Why does SQL Server return some rows while still executing the query, and sometimes not?
The answer, as usual (alright, most of the time), lies in the execution plan.
There are certain operators that require all rows to arrive at them before they can start processing those rows, and passing them downstream, for example:
- Hash Join (on building the hash table)
- Hash Match
- Sort (Except Hash Flow Distinct)
They're either called blocking, or stop and go operators because of this, and they're often chosen when the optimizer thinks it'll have to process a whole lot of data to find your data.
There are other operators that are able to begin streaming, or passing any found rows along immediately
- Nested Loops
- Index supported Merge Joins
- Stream Aggregates
When queries start returning data immediately, but don't finish immediately, it's usually a sign that the the optimizer chose a plan to locate and return some rows quickly using operators that have a lower start up cost.
This can happen because of row goals introduced either by you, or by the optimizer.
It can also happen if a bad plan is chosen for some reason (lack of SARGability, parameter sniffing, insufficient statistics, etc.), but that takes more digging to figure out.
For more information, check out Rob Farley's blog here
And Paul White's series on row goals here, here, here, and here.
It should also be noted that, if you're talking about SSMS, rows only appear once an entire buffer has been filled, not just willy-nilly.
If I understand what you're observing, this is how Management Studio renders rows, and has little to do with how SQL Server returns rows. In fact often when you are returning large results to SSMS and attempting to render them in a grid, SSMS can't keep up and SQL Server ends up waiting for the app to process more rows.
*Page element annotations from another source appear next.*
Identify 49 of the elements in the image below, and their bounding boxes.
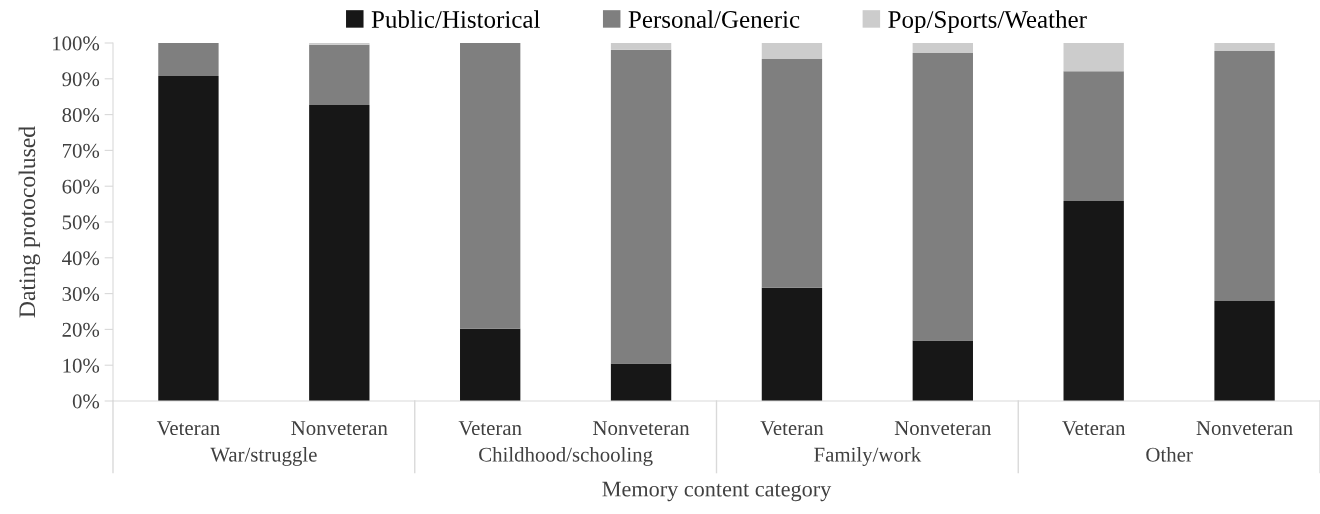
x-tick-label: Nonveteran <box>1196 421 1293 436</box>
bar <box>912 340 973 401</box>
bar <box>1063 71 1124 201</box>
y-tick-label: 20% <box>62 322 100 337</box>
y-tick-label: 40% <box>62 251 100 266</box>
x-tick-label: Nonveteran <box>894 421 992 436</box>
text: Childhood/schooling <box>479 447 653 466</box>
bar <box>1214 43 1275 51</box>
y-tick-label: 50% <box>62 215 100 230</box>
legend-label: Public/Historical <box>371 10 540 28</box>
y-tick-label: 10% <box>63 358 100 373</box>
bar <box>460 43 521 329</box>
x-axis-title: Memory content category <box>602 481 832 502</box>
x-tick-label: Nonveteran <box>593 421 690 436</box>
text: War/struggle <box>210 447 317 466</box>
text: Family/work <box>814 447 922 466</box>
text: Other <box>1146 447 1193 462</box>
x-tick-label: Veteran <box>1062 421 1126 436</box>
bar <box>1063 200 1124 401</box>
bar <box>610 363 672 401</box>
x-tick-label: Veteran <box>458 421 522 436</box>
bar <box>761 287 823 401</box>
bar <box>158 75 219 401</box>
bar <box>1214 301 1275 401</box>
bar <box>460 328 521 401</box>
bar <box>912 53 973 341</box>
y-tick-label: 90% <box>62 72 100 87</box>
legend-label: Pop/Sports/Weather <box>888 10 1087 33</box>
bar <box>1214 50 1275 302</box>
y-tick-label: 30% <box>62 286 100 302</box>
bar <box>610 49 672 364</box>
y-tick-label: 100% <box>53 36 100 51</box>
y-tick-label: 70% <box>62 143 100 158</box>
bar <box>1063 43 1124 72</box>
bar <box>761 59 823 288</box>
bar <box>158 43 219 76</box>
bar <box>309 104 370 401</box>
bar <box>761 43 823 60</box>
y-tick-label: 0% <box>72 394 100 409</box>
legend-label: Personal/Generic <box>628 10 800 28</box>
bar <box>912 43 973 54</box>
y-axis-title: Dating protocolused <box>18 126 41 318</box>
x-tick-label: Veteran <box>760 421 824 436</box>
bar <box>309 44 370 105</box>
x-tick-label: Veteran <box>156 421 220 436</box>
bar <box>610 43 672 50</box>
y-tick-label: 80% <box>62 107 100 123</box>
y-tick-label: 60% <box>62 179 100 194</box>
x-tick-label: Nonveteran <box>291 421 388 436</box>
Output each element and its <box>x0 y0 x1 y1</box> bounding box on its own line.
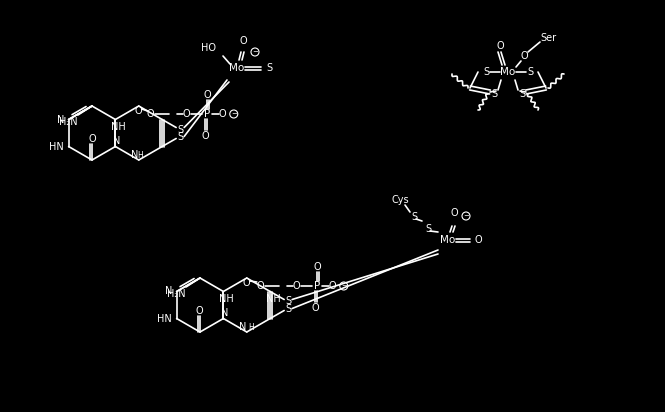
Text: S: S <box>519 89 525 99</box>
Text: Ser: Ser <box>540 33 556 43</box>
Text: −: − <box>252 49 258 55</box>
Text: O: O <box>196 306 203 316</box>
Text: N: N <box>131 150 138 160</box>
Text: S: S <box>266 63 272 73</box>
Text: O: O <box>314 262 322 272</box>
Text: −: − <box>463 213 469 219</box>
Text: O: O <box>239 36 247 46</box>
Text: HO: HO <box>201 43 217 53</box>
Text: S: S <box>491 89 497 99</box>
Text: P: P <box>203 109 210 119</box>
Text: N: N <box>239 322 247 332</box>
Text: O: O <box>293 281 301 291</box>
Text: NH: NH <box>266 293 281 304</box>
Text: HN: HN <box>157 314 172 323</box>
Text: O: O <box>219 109 227 119</box>
Text: O: O <box>183 109 191 119</box>
Text: S: S <box>425 224 431 234</box>
Text: S: S <box>411 212 417 222</box>
Text: O: O <box>450 208 458 218</box>
Text: O: O <box>312 303 320 313</box>
Text: NH: NH <box>219 293 234 304</box>
Text: N: N <box>165 286 172 297</box>
Text: O: O <box>135 106 142 116</box>
Text: Mo: Mo <box>500 67 515 77</box>
Text: S: S <box>285 304 291 314</box>
Text: O: O <box>147 109 154 119</box>
Text: O: O <box>520 51 528 61</box>
Text: H: H <box>248 323 253 332</box>
Text: NH: NH <box>111 122 126 131</box>
Text: Mo: Mo <box>440 235 456 245</box>
Text: Cys: Cys <box>391 195 409 205</box>
Text: S: S <box>285 297 291 307</box>
Text: O: O <box>202 131 209 141</box>
Text: N: N <box>57 115 65 124</box>
Text: −: − <box>341 283 346 289</box>
Text: O: O <box>496 41 504 51</box>
Text: O: O <box>88 134 96 144</box>
Text: S: S <box>177 124 184 134</box>
Text: S: S <box>483 67 489 77</box>
Text: S: S <box>527 67 533 77</box>
Text: O: O <box>243 278 251 288</box>
Text: N: N <box>221 307 228 318</box>
Text: O: O <box>474 235 482 245</box>
Text: −: − <box>231 111 237 117</box>
Text: O: O <box>204 90 211 100</box>
Text: H: H <box>137 150 142 159</box>
Text: O: O <box>257 281 265 291</box>
Text: O: O <box>329 281 336 291</box>
Text: H₂N: H₂N <box>167 289 186 299</box>
Text: H₂N: H₂N <box>59 117 77 127</box>
Text: HN: HN <box>49 141 64 152</box>
Text: P: P <box>314 281 320 291</box>
Text: S: S <box>177 131 184 141</box>
Text: Mo: Mo <box>229 63 245 73</box>
Text: N: N <box>112 136 120 145</box>
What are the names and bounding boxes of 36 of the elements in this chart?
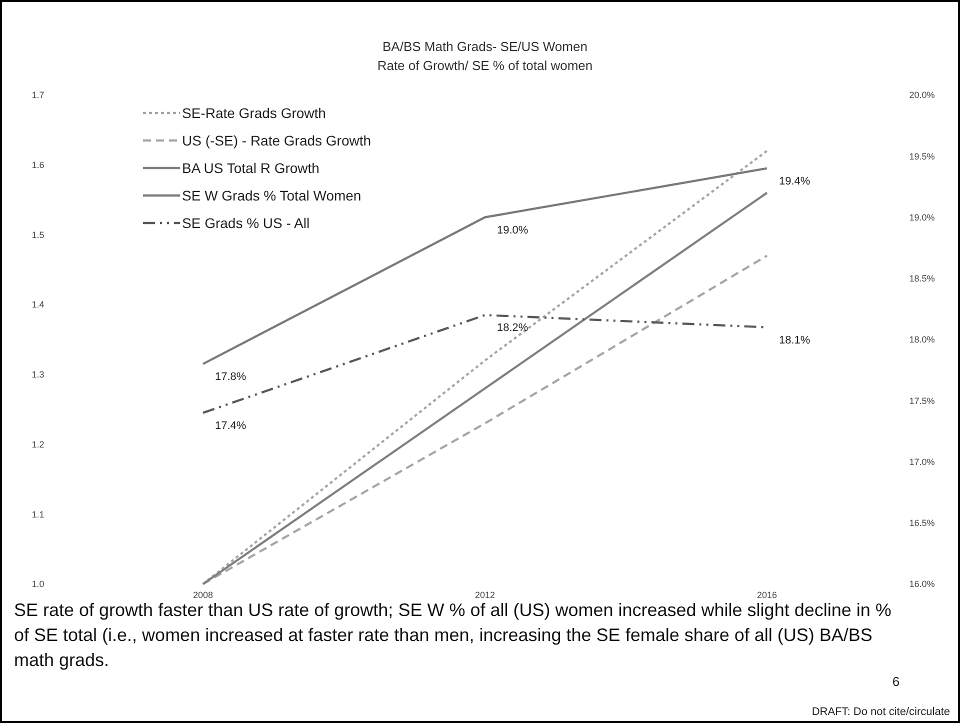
y-tick-label: 1.6	[32, 160, 44, 170]
text: DRAFT: Do not cite/circulate	[812, 706, 950, 718]
legend-label: BA US Total R Growth	[182, 160, 320, 176]
y-tick-label: 1.3	[32, 370, 44, 380]
y2-tick-label: 17.0%	[909, 456, 935, 467]
x-tick-label: 2008	[192, 590, 214, 600]
data-label: 18.2%	[497, 322, 528, 334]
y2-tick-label: 17.5%	[909, 396, 935, 406]
y2-tick-label: 18.5%	[909, 274, 935, 284]
text: 6	[892, 674, 900, 689]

In this case you'll see SQL Server accumulating ASYNC_NETWORK_IO
waits.
You can control it somewhat by using Results to Text instead of Results to Grid, since SSMS can draw text faster than it can draw grids, but you'll likely find this can affect readability depending on the number of columns and the data types involved. Both are impacted by when SSMS decides to actually write results out to that pane, which depends on how full the output buffer is.
When you have multiple statements, and you want to force the buffer to render output results to the messages pane, you can use a little printing trick in between statements:
RAISERROR('', 0, 1) WITH NOWAIT;
But this won't help when you're trying to get SSMS to render rows more quickly when all the output is coming from a single statement.
More directly, you can control it by limiting how many results you are rendering in SSMS. I often see people complain about how long it takes to return a million rows to the grid. What on earth anyone is going to do with a million rows in an SSMS grid, I have no idea.
There are some hacks like OPTION (FAST 100)
, which will optimize for retrieving those first 100 rows (or any 100 rows if there is no outer ORDER BY
), but this can come at the cost of much slower retrieval for the remainder of the rows and a plan that is more inefficient overall, so isn't really a go-to option IMHO.